Ses lèvres débordant d’un rouge criard se déformèrent en un sourire carnassier quand elle aperçut ses deux futurs clients.

— Monsieur Fauconnier, n’est-ce pas ? demanda-t-elle d’une voix qui rappelait un peu le bruit de la craie sur un tableau noir. Votre majordome a appelé pour nous avertir de votre départ.

— Que ferions-nous sans cet homme ? répondit Évariste avec la mine d’un chat devant une flaque d’eau.

Isabeau cacha mal son amusement. Il savait que cette femme concentrait à elle seule tout ce que son mentor détestait chez les êtres humains en général, chez la femme en particulier : elle était caricaturale, artificielle, bruyante et vulgaire.

— Oh, pardon, d’ailleurs, comment dois-je vous appeler : Monsieur, ou Maître Fauconnier ? J’ai cru comprendre que vous étiez notaire.

Vaguement, pensa Isabeau, qui jubilait de n’être pour une fois pas au centre de l’intérêt féminin.

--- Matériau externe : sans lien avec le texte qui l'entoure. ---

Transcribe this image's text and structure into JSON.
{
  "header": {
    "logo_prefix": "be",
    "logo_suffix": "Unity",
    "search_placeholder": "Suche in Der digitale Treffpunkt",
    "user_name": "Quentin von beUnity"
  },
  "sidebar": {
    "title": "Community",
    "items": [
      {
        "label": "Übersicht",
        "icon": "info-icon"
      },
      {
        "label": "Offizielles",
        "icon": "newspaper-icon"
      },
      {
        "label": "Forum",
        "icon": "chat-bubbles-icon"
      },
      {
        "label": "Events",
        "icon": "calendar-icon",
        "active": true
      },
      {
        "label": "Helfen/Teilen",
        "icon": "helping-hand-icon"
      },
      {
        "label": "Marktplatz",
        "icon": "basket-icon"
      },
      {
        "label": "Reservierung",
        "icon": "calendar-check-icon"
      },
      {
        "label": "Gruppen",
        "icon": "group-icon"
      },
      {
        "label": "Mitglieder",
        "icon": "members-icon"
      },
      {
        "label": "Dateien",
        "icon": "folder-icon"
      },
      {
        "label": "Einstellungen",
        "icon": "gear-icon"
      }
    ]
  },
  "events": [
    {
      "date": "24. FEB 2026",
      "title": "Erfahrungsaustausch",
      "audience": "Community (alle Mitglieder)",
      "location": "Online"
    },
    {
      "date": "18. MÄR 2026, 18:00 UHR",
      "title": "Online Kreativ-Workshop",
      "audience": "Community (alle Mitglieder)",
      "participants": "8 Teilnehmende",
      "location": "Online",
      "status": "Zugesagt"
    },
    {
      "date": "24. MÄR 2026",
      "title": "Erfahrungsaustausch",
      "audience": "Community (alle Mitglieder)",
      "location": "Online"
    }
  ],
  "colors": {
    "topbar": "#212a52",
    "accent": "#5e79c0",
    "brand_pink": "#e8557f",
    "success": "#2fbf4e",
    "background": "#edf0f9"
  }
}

— Comme il vous plaira, j’ai coutume de répondre à tous les statuts, répliqua Évariste de façon moins affable qu’à son habitude.

— Voilà un homme qui sait comment répondre à une femme, roucoula l’hôtelière en minaudant comme une jeune fille qu’elle n’avait jamais dû vraiment être. Approchez, approchez, que je vous fasse remplir quelques papiers.

Elle déposa plusieurs documents devant Évariste, qu’il se mit à remplir d’informations liées à son état civil. Toutes scrupuleusement fausses.

— Votre majordome n’a pas précisé la durée de votre séjour, êtes-vous là pour visiter les lieux ou pour affaires ?

— Les deux propositions ne sont-elles pas toujours un peu liées ? provoqua Évariste tout en rajustant son fédora gris.

Isabeau crut entendre la femme émettre une sorte de couinement.

— Ernest ! hurla-t-elle si soudainement que les deux hommes sursautèrent. Chambre douze ! C’est notre suite la plus spacieuse, et elle a une vue magnifique sur le lac. Nous servons le petit déjeuner dans le salon vert de 7 heures à 10 heures, et vous pouvez boire un verre à partir de 18 heures à notre bar. Sans me vanter, ce salon est le lieu de rendez-vous de tous les notables de la ville. Des gens de bien, vous verrez.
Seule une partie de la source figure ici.